External beam radiation therapy is a common treatment for head and neck (H&N) cancers. Radiomic features derived from biomedical images have shown promise as effective biomarkers used to assess tumor heterogeneity and predict response to treatment. However, most studies employ only a single biomedical imaging modality to determine radiomic features or naively concatenate radiomic features from different imaging modalities.
The objective of this study is to assess the effectiveness of multiview feature selection (MVFS) in identifying the most discriminative radiomic features determined from pretreatment quantitative ultrasound spectroscopic (QUS) parametric maps, as well as computed tomography (CT), and magnetic resonance imaging (MRI) modalities. These features were used to train predictive models to predict outcomes of radiation therapy for head and neck (H&N) cancer.
70, 70, and 350 radiomics features were extracted from pre-treatment CT and MRI images, as well as seven QUS parametric maps, respectively. We proposed an MVFS technique named Adaptive Graph Autoencoder Multi-View Feature Selection (AGAMVFS), based on dynamic graph learning and autoencoder. In AGAMVFS, adaptive and collaborative graphs are learned at multiple levels to discriminate among view-specific features. An autoencoder is then applied to concatenated features to select the most discriminative ones. This approach fosters collaboration across different views and achieves a consensus projection for feature selection. Leave-one-patient-out cross-validation was applied to split the data into train and test sets and selected features were used to train two classifiers (support vector machine (SVM) and k-nearest neighbor (KNN)) to build a predictive model, tasked with predicting response to treatment for patients with H&N cancers. Fivefold cross-validation was applied on training set to tune the hyperparameters of SVM and KNN classifiers. Consequently, the performance of classifiers was evaluated using accuracy, F1-score, balanced accuracy, sensitivity, and specificity metrics. Additionally, a two-sided t-test was applied to the selected features. We compared the proposed method with a single imaging modality and state-of-the-art feature selection techniques.

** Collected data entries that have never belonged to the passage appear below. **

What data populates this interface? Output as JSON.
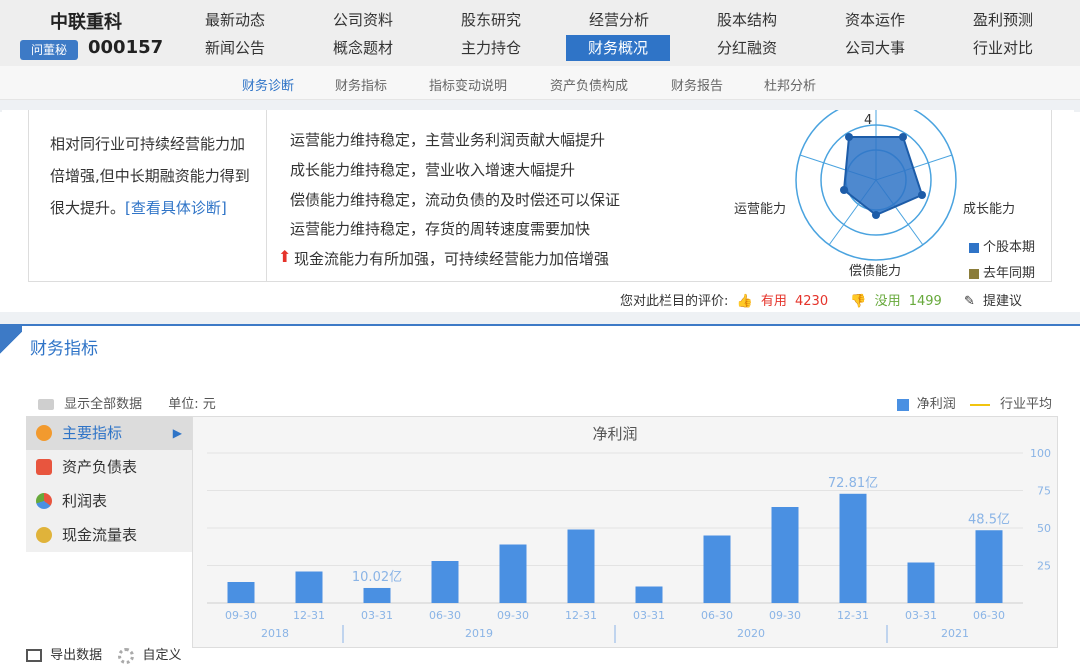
{
  "header": {
    "company": "中联重科",
    "badge": "问董秘",
    "code": "000157",
    "nav_row1": [
      "最新动态",
      "公司资料",
      "股东研究",
      "经营分析",
      "股本结构",
      "资本运作",
      "盈利预测"
    ],
    "nav_row2": [
      "新闻公告",
      "概念题材",
      "主力持仓",
      "财务概况",
      "分红融资",
      "公司大事",
      "行业对比"
    ],
    "active_nav": "财务概况"
  },
  "subnav": {
    "items": [
      "财务诊断",
      "财务指标",
      "指标变动说明",
      "资产负债构成",
      "财务报告",
      "杜邦分析"
    ],
    "active": "财务诊断"
  },
  "diagnosis": {
    "summary": "相对同行业可持续经营能力加倍增强,但中长期融资能力得到很大提升。",
    "summary_link": "[查看具体诊断]",
    "lines": [
      "运营能力维持稳定，主营业务利润贡献大幅提升",
      "成长能力维持稳定，营业收入增速大幅提升",
      "偿债能力维持稳定，流动负债的及时偿还可以保证",
      "运营能力维持稳定，存货的周转速度需要加快",
      "现金流能力有所加强，可持续经营能力加倍增强"
    ],
    "radar": {
      "top_value": "4",
      "label_left": "运营能力",
      "label_right": "成长能力",
      "label_bottom": "偿债能力",
      "legend": [
        {
          "name": "个股本期",
          "color": "#2f74c7"
        },
        {
          "name": "去年同期",
          "color": "#8b7d3a"
        }
      ]
    }
  },
  "rating": {
    "prompt": "您对此栏目的评价:",
    "useful_label": "有用",
    "useful_count": "4230",
    "useless_label": "没用",
    "useless_count": "1499",
    "suggest_label": "提建议"
  },
  "section": {
    "title": "财务指标",
    "show_all": "显示全部数据",
    "unit": "单位: 元",
    "legend_bar": "净利润",
    "legend_line": "行业平均",
    "menu": [
      "主要指标",
      "资产负债表",
      "利润表",
      "现金流量表"
    ],
    "menu_active": "主要指标",
    "export": "导出数据",
    "custom": "自定义"
  },
  "chart_data": {
    "type": "bar",
    "title": "净利润",
    "categories": [
      "09-30",
      "12-31",
      "03-31",
      "06-30",
      "09-30",
      "12-31",
      "03-31",
      "06-30",
      "09-30",
      "12-31",
      "03-31",
      "06-30"
    ],
    "years": [
      {
        "label": "2018",
        "span": [
          0,
          1
        ]
      },
      {
        "label": "2019",
        "span": [
          2,
          5
        ]
      },
      {
        "label": "2020",
        "span": [
          6,
          9
        ]
      },
      {
        "label": "2021",
        "span": [
          10,
          11
        ]
      }
    ],
    "values": [
      14,
      21,
      10.02,
      28,
      39,
      49,
      11,
      45,
      64,
      72.81,
      27,
      48.5
    ],
    "data_labels": {
      "2": "10.02亿",
      "9": "72.81亿",
      "11": "48.5亿"
    },
    "ylim": [
      0,
      100
    ],
    "yticks": [
      25,
      50,
      75,
      100
    ],
    "bar_color": "#4a90e2"
  }
}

We recruited 63 (59 male (94%) and 4 female (6%)) H&N cancer patients with bulky metastatic neck lymph node (LN) involvement. The mean age was 58.9 ± 10.2 years. The AGAMVFS with the SVM classifier obtained the best performance and achieved 76% sensitivity, 91% specificity, 85% accuracy, and 83% balanced accuracy. Results showed the effectiveness of proposed method with superiority over other feature selection techniques. The most top-10 frequent features were six QUS radiomics, three MRI radiomics, and one CT radiomics features.
The results demonstrated that the proposed predictive model is able to predict H&N cancer treatment response. MVFS provided better interpretabilityfor analysing features and preserved the inter-correlation among features from different imaging modalities.